Independence Day of Tunisia

Published March 20, 2018, 10:00 PM

by Mario Casayuran and Vanne Elaine Terrazola

Tunisia had been invaded by various groups in the past, including the Carthaginians, Romans, Vandals, Byzantines, Arabs, and the Ottoman Turks. In 1881, it was invaded by France. The French forced the bay Muhammed as-Sadiq to accept its terms, establishing French military occupation in this North African country. Tunisia was under the French Protectorate for almost a century. On March 20, 1956, however, after a long negotiation between the French and Tunisian authorities, this smallest country in North Africa finally gained independence.3

The Republic of Tunisia is located on the Mediterranean Coast of North Africa. It is bordered by Algeria in the west, Libya in the southeast, and the Mediterranean Sea in the north and east.

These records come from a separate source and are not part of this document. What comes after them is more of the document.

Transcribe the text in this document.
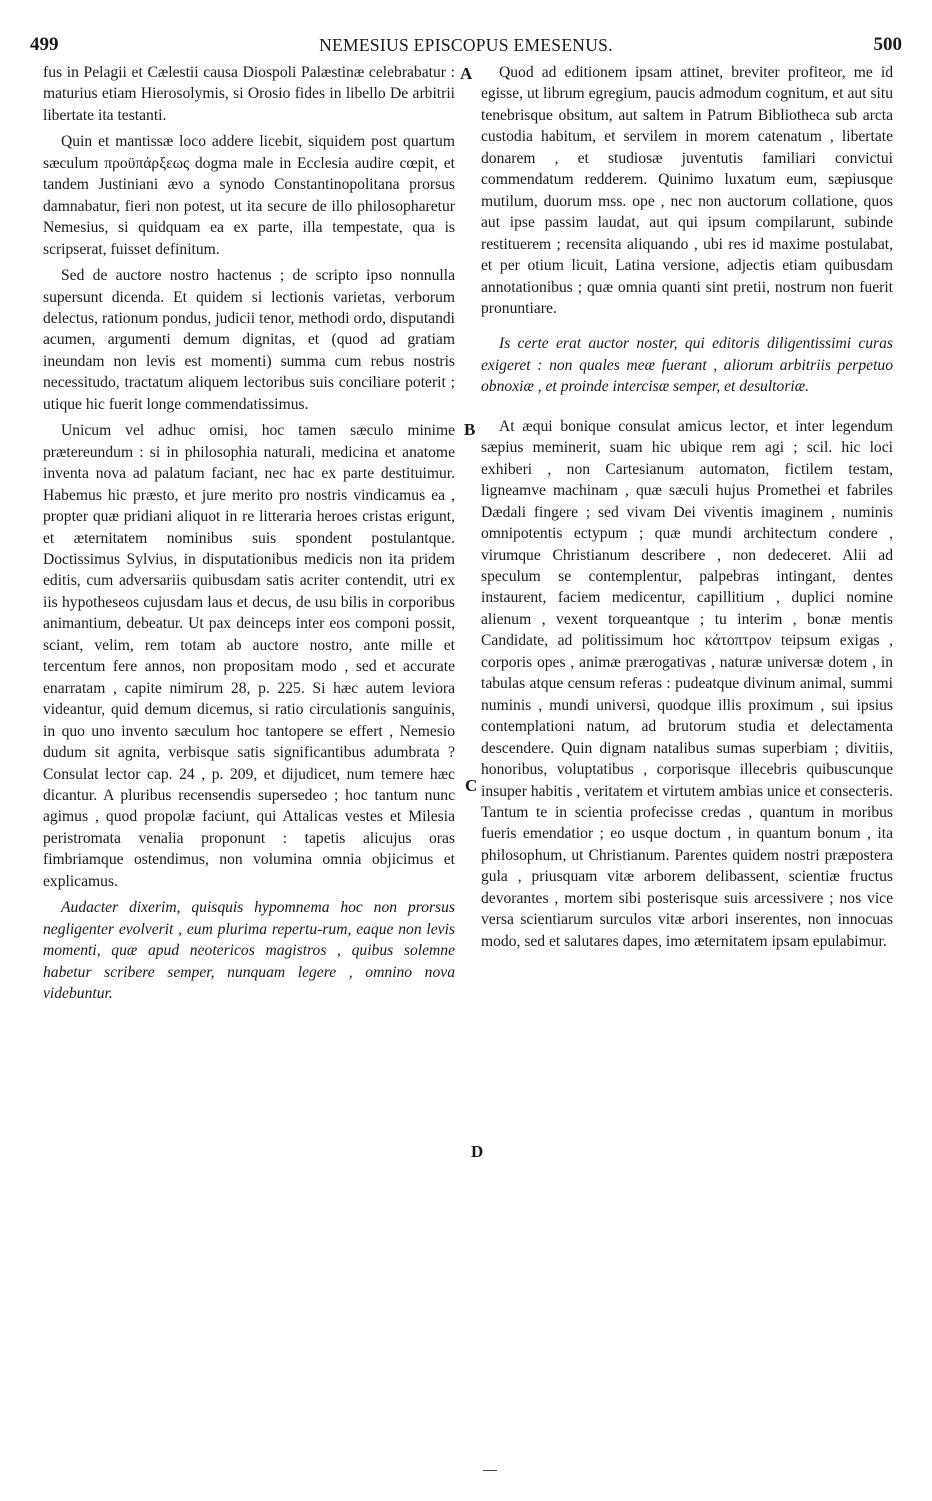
499	NEMESIUS EPISCOPUS EMESENUS.	500

fus in Pelagii et Cælestii causa Diospoli Palæstinæ celebrabatur : maturius etiam Hierosolymis, si Orosio fides in libello De arbitrii libertate ita testanti.

Quin et mantissæ loco addere licebit, siquidem post quartum sæculum προϋπάρξεως dogma male in Ecclesia audire cœpit, et tandem Justiniani ævo a synodo Constantinopolitana prorsus damnabatur, fieri non potest, ut ita secure de illo philosopharetur Nemesius, si quidquam ea ex parte, illa tempestate, qua is scripserat, fuisset definitum.

Sed de auctore nostro hactenus ; de scripto ipso nonnulla supersunt dicenda. Et quidem si lectionis varietas, verborum delectus, rationum pondus, judicii tenor, methodi ordo, disputandi acumen, argumenti demum dignitas, et (quod ad gratiam ineundam non levis est momenti) summa cum rebus nostris necessitudo, tractatum aliquem lectoribus suis conciliare poterit ; utique hic fuerit longe commendatissimus.

Unicum vel adhuc omisi, hoc tamen sæculo minime prætereundum : si in philosophia naturali, medicina et anatome inventa nova ad palatum faciant, nec hac ex parte destituimur. Habemus hic præsto, et jure merito pro nostris vindicamus ea , propter quæ pridiani aliquot in re litteraria heroes cristas erigunt, et æternitatem nominibus suis spondent postulantque. Doctissimus Sylvius, in disputationibus medicis non ita pridem editis, cum adversariis quibusdam satis acriter contendit, utri ex iis hypotheseos cujusdam laus et decus, de usu bilis in corporibus animantium, debeatur. Ut pax deinceps inter eos componi possit, sciant, velim, rem totam ab auctore nostro, ante mille et tercentum fere annos, non propositam modo , sed et accurate enarratam , capite nimirum 28, p. 225. Si hæc autem leviora videantur, quid demum dicemus, si ratio circulationis sanguinis, in quo uno invento sæculum hoc tantopere se effert , Nemesio dudum sit agnita, verbisque satis significantibus adumbrata ? Consulat lector cap. 24 , p. 209, et dijudicet, num temere hæc dicantur. A pluribus recensendis supersedeo ; hoc tantum nunc agimus , quod propolæ faciunt, qui Attalicas vestes et Milesia peristromata venalia proponunt : tapetis alicujus oras fimbriamque ostendimus, non volumina omnia objicimus et explicamus.

Audacter dixerim, quisquis hypomnema hoc non prorsus negligenter evolverit , eum plurima repertu-rum, eaque non levis momenti, quæ apud neotericos magistros , quibus solemne habetur scribere semper, nunquam legere , omnino nova videbuntur.

Quod ad editionem ipsam attinet, breviter profiteor, me id egisse, ut librum egregium, paucis admodum cognitum, et aut situ tenebrisque obsitum, aut saltem in Patrum Bibliotheca sub arcta custodia habitum, et servilem in morem catenatum , libertate donarem , et studiosæ juventutis familiari convictui commendatum redderem. Quinimo luxatum eum, sæpiusque mutilum, duorum mss. ope , nec non auctorum collatione, quos aut ipse passim laudat, aut qui ipsum compilarunt, subinde restituerem ; recensita aliquando , ubi res id maxime postulabat, et per otium licuit, Latina versione, adjectis etiam quibusdam annotationibus ; quæ omnia quanti sint pretii, nostrum non fuerit pronuntiare.

Is certe erat auctor noster, qui editoris diligentissimi curas exigeret : non quales meæ fuerant , aliorum arbitriis perpetuo obnoxiæ , et proinde intercisæ semper, et desultoriæ.

At æqui bonique consulat amicus lector, et inter legendum sæpius meminerit, suam hic ubique rem agi ; scil. hic loci exhiberi , non Cartesianum automaton, fictilem testam, ligneamve machinam , quæ sæculi hujus Promethei et fabriles Dædali fingere ; sed vivam Dei viventis imaginem , numinis omnipotentis ectypum ; quæ mundi architectum condere , virumque Christianum describere , non dedeceret. Alii ad speculum se contemplentur, palpebras intingant, dentes instaurent, faciem medicentur, capillitium , duplici nomine alienum , vexent torqueantque ; tu interim , bonæ mentis Candidate, ad politissimum hoc κάτοπτρον teipsum exigas , corporis opes , animæ prærogativas , naturæ universæ dotem , in tabulas atque censum referas : pudeatque divinum animal, summi numinis , mundi universi, quodque illis proximum , sui ipsius contemplationi natum, ad brutorum studia et delectamenta descendere. Quin dignam natalibus sumas superbiam ; divitiis, honoribus, voluptatibus , corporisque illecebris quibuscunque insuper habitis , veritatem et virtutem ambias unice et consecteris. Tantum te in scientia profecisse credas , quantum in moribus fueris emendatior ; eo usque doctum , in quantum bonum , ita philosophum, ut Christianum. Parentes quidem nostri præpostera gula , priusquam vitæ arborem delibassent, scientiæ fructus devorantes , mortem sibi posterisque suis arcessivere ; nos vice versa scientiarum surculos vitæ arbori inserentes, non innocuas modo, sed et salutares dapes, imo æternitatem ipsam epulabimur.

A
B
C
D
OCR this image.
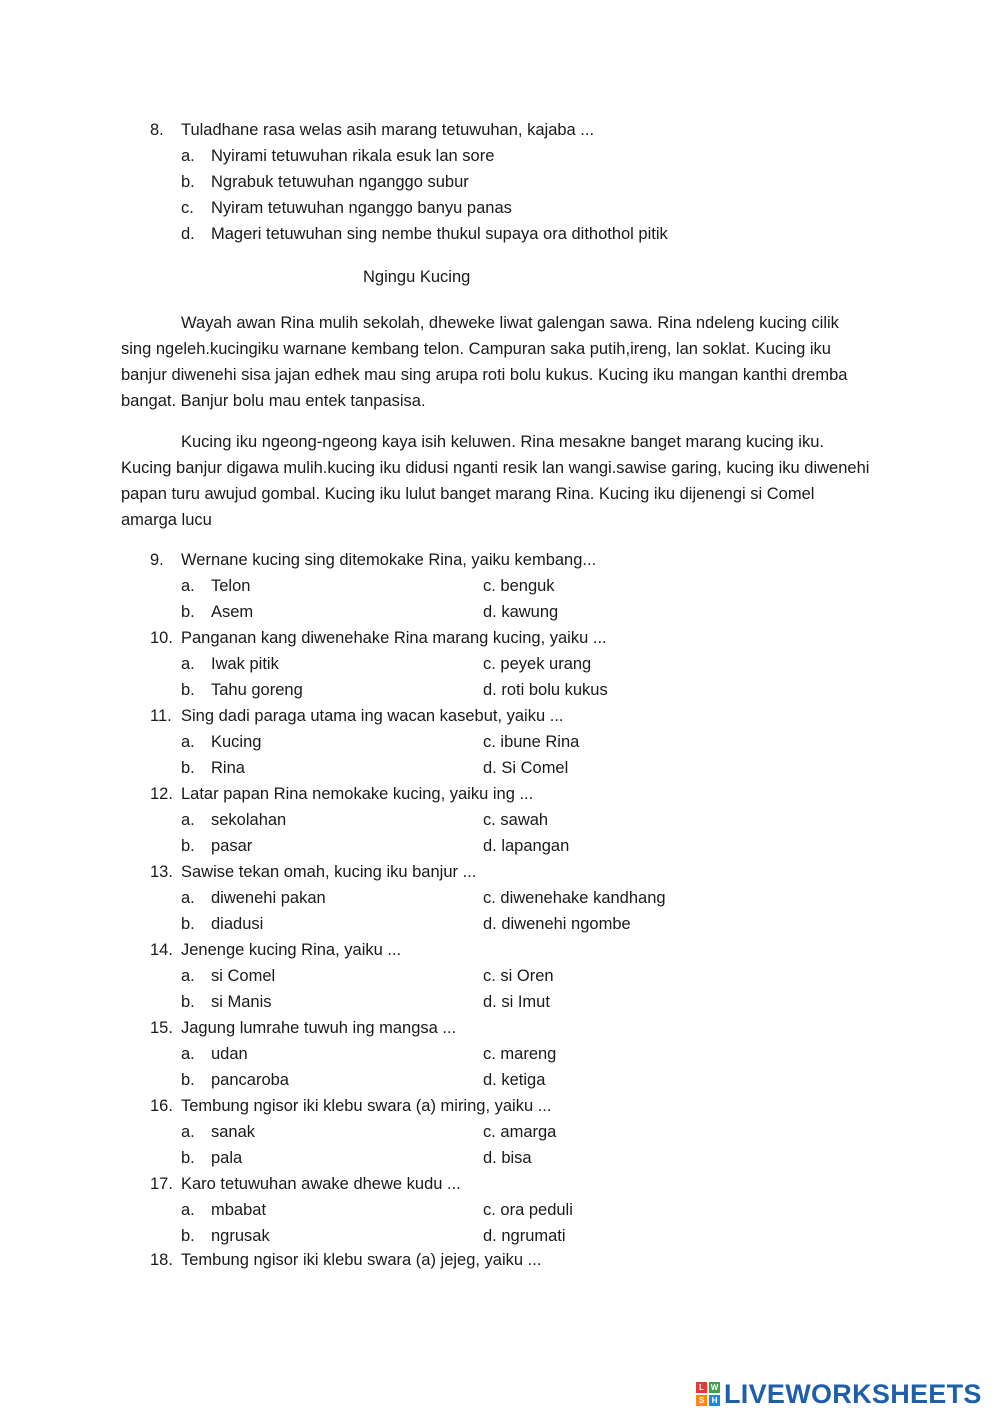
8. Tuladhane rasa welas asih marang tetuwuhan, kajaba ...
a. Nyirami tetuwuhan rikala esuk lan sore
b. Ngrabuk tetuwuhan nganggo subur
c. Nyiram tetuwuhan nganggo banyu panas
d. Mageri tetuwuhan sing nembe thukul supaya ora dithothol pitik
Ngingu Kucing
Wayah awan Rina mulih sekolah, dheweke liwat galengan sawa. Rina ndeleng kucing cilik sing ngeleh.kucingiku warnane kembang telon. Campuran saka putih,ireng, lan soklat. Kucing iku banjur diwenehi sisa jajan edhek mau sing arupa roti bolu kukus. Kucing iku mangan kanthi dremba bangat. Banjur bolu mau entek tanpasisa.
Kucing iku ngeong-ngeong kaya isih keluwen. Rina mesakne banget marang kucing iku. Kucing banjur digawa mulih.kucing iku didusi nganti resik lan wangi.sawise garing, kucing iku diwenehi papan turu awujud gombal. Kucing iku lulut banget marang Rina. Kucing iku dijenengi si Comel amarga lucu
9. Wernane kucing sing ditemokake Rina, yaiku kembang...
a. Telon
b. Asem
c. benguk
d. kawung
10. Panganan kang diwenehake Rina marang kucing, yaiku ...
a. Iwak pitik
b. Tahu goreng
c. peyek urang
d. roti bolu kukus
11. Sing dadi paraga utama ing wacan kasebut, yaiku ...
a. Kucing
b. Rina
c. ibune Rina
d. Si Comel
12. Latar papan Rina nemokake kucing, yaiku ing ...
a. sekolahan
b. pasar
c. sawah
d. lapangan
13. Sawise tekan omah, kucing iku banjur ...
a. diwenehi pakan
b. diadusi
c. diwenehake kandhang
d. diwenehi ngombe
14. Jenenge kucing Rina, yaiku ...
a. si Comel
b. si Manis
c. si Oren
d. si Imut
15. Jagung lumrahe tuwuh ing mangsa ...
a. udan
b. pancaroba
c. mareng
d. ketiga
16. Tembung ngisor iki klebu swara (a) miring, yaiku ...
a. sanak
b. pala
c. amarga
d. bisa
17. Karo tetuwuhan awake dhewe kudu ...
a. mbabat
b. ngrusak
c. ora peduli
d. ngrumati
18. Tembung ngisor iki klebu swara (a) jejeg, yaiku ...
L W
S H LIVEWORKSHEETS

Its capital and largest city is Tunis whose major landmarks include: the Presidential Palace (Carthage Palace) which is the residence of the President of Tunisia; the Chamber of Deputies and the Chamber of Advisors and parliament; the Constitutional Council; and the main judicial institutions and public offices.

Bilateral relations between Tunisia and the Philippines started on December 15, 1975. This close relation was manifested in the assistance provided by the Tunisian government towards the Filipino overseas workers during the height of the crisis of Libya and the former’s approval on the establishment of the Philippine Temporary Mission in Tunis on September 9, 2014.

In 2015, the two countries held their first Joint Commission Meeting in Manila which was capped with the signing of three bilateral agreements, namely: a Memorandum of Agreement on the Establishment of a Bilateral Consultation Mechanism between the Department of Foreign Affairs of the Republic of the Philippines and the Ministry of Foreign Affairs of the Republic of Tunisia; an Agreement on Cultural Cooperation between the Philippines and Tunisia; and the Memorandum of Intent between the Foreign Service Institute (FSI) of the Philippines and the Diplomatic Institute for Training and Studies (IDFE) of Tunisia. The Philippines has a consulate in Tunis, while the Republic of Tunisia has a consulate in Manila.

We congratulate the people and government of Tunisia led by President Beji Caid Essebsi and Prime Minister Youssef Chahed on the occasion of its Independence Day anniversary.